Читаем День восьмой полностью

Он не обладал развитым чувством юмора. В голове у него не сидел некий второй Роджер. Чувство юмора заставляет рассматривать свои и чужие поступки под более широким углом и с более дальних позиций, от чего они выглядят нелепыми. Это чувство охлаждает энтузиазм, высмеивает надежду, оправдывает недостатки, утешает в неудаче. Оно склоняет к умеренности. Широкий угол и дальняя позиция не дары выдающейся природной мудрости, но всего лишь сгусток мнений данного общества в данный момент. Роджер был юноша очень серьезного склада. Прочие его преимущества, выгоды и невыгоды его положения еще проявятся в ходе нашего рассказа.

Придя в город голодным, он прежде всего стал искать работу по ресторанам. Он начал свою трудовую жизнь с самой нижней ступеньки всякой служебной лестницы — с мытья посуды. Есть нечто комичное в стараниях выполнять черную работу не просто добросовестно, но мастерски. Роджер, лишенный чувства юмора, этого не понимал. Все Эшли привыкли отдавать себя без остатка любому порученному делу. Он был молчалив, но не угрюм, усерден, но не въедлив, и притом, как и его отец, отличался изобретательностью. Одно за другим он вводил небольшие усовершенствования, помогавшие работать быстрее, эффективнее и с меньшей затратой сил. Первым делом он поставил лохань с водой на деревянный ящик. У мойщиков посуды болит спина, ноет грудь, теряет гибкость шея и случаются порой припадки настоящего бешенства — все от того, что приходится но десять часов кряду стоять согнувшись в три погибели. На новичка обратили внимание. Он был переведен в кухню, чтобы надзирать за порядком загрузки и разгрузки подносов с кушаньями. Ресторан, как и Чикаго, рос быстрее, чем можно было уследить. В короткое время Роджер сделался незаменим. Его имя слышалось во всех концах: «Трент! Трент! Wo ist der verfluchte Kert?»[26]
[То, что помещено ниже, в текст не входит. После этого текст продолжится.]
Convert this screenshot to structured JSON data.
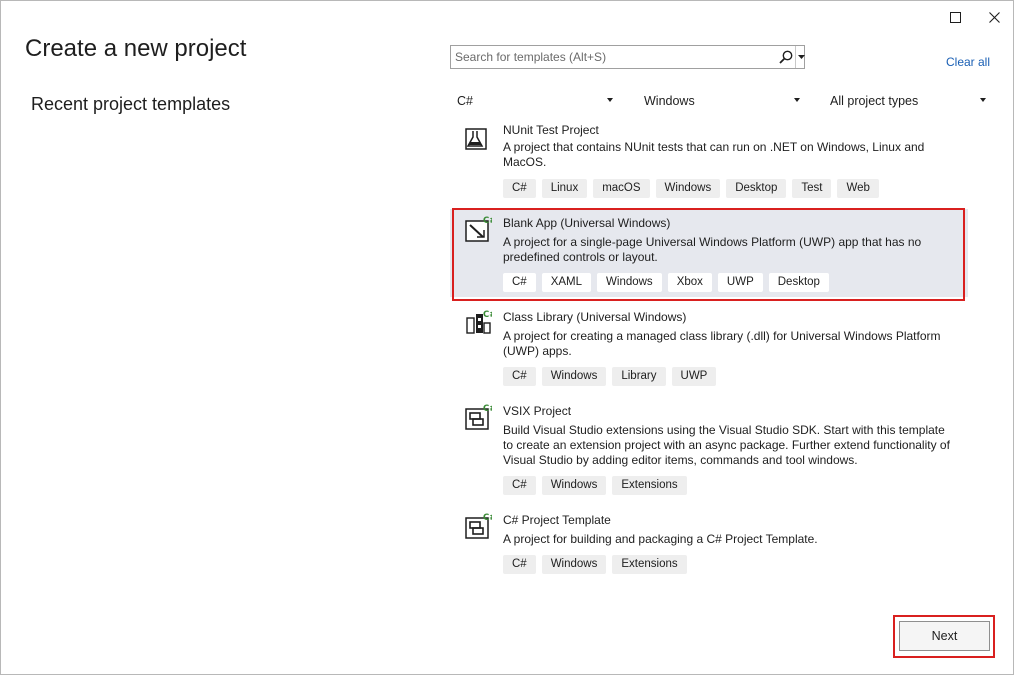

, «Трент! Как мне, черт побери, работать, если все время не хватает рыбы?» Любые неполадки валили на него, но никто так не умел утихомирить расходившихся поваров и официантов. Его ругательски ругали в напряженные часы от двенадцати до трех и от шести до девяти, зато, когда наступало время поесть и прислуге, ему на тарелку накладывали больше, чем всем другим. В экстренных случаях его вызывали и в обеденный зал. Он переставил по-своему все буфеты и сервировочные столы. Один раз ему прибавили жалованье, но молчаливым и нетребовательным прибавки даются редко. Проработав три месяца, он ушел из ресторана. «Уволился» — чересчур солидное выражение для получающих семьдесят центов в день. Ему опротивело это занятие — кормить людей. Что-то в этом было несерьезное, невзрослое. Кроме того, он решил подыскать себе ночную работу — так у него появится возможность днем бродить по Чикаго, знакомиться с городом. А потом можно будет, оставив время на короткую передышку, взять и вторую работу, дневную. «Вязам» нужны были деньги, а ему нужна была новая пара штанов. Сон — это для лентяев. Его товарищи по работе пришли в ужас, некоторые даже плакали, но он ушел без сожалений. Его все любили — он не любил никого.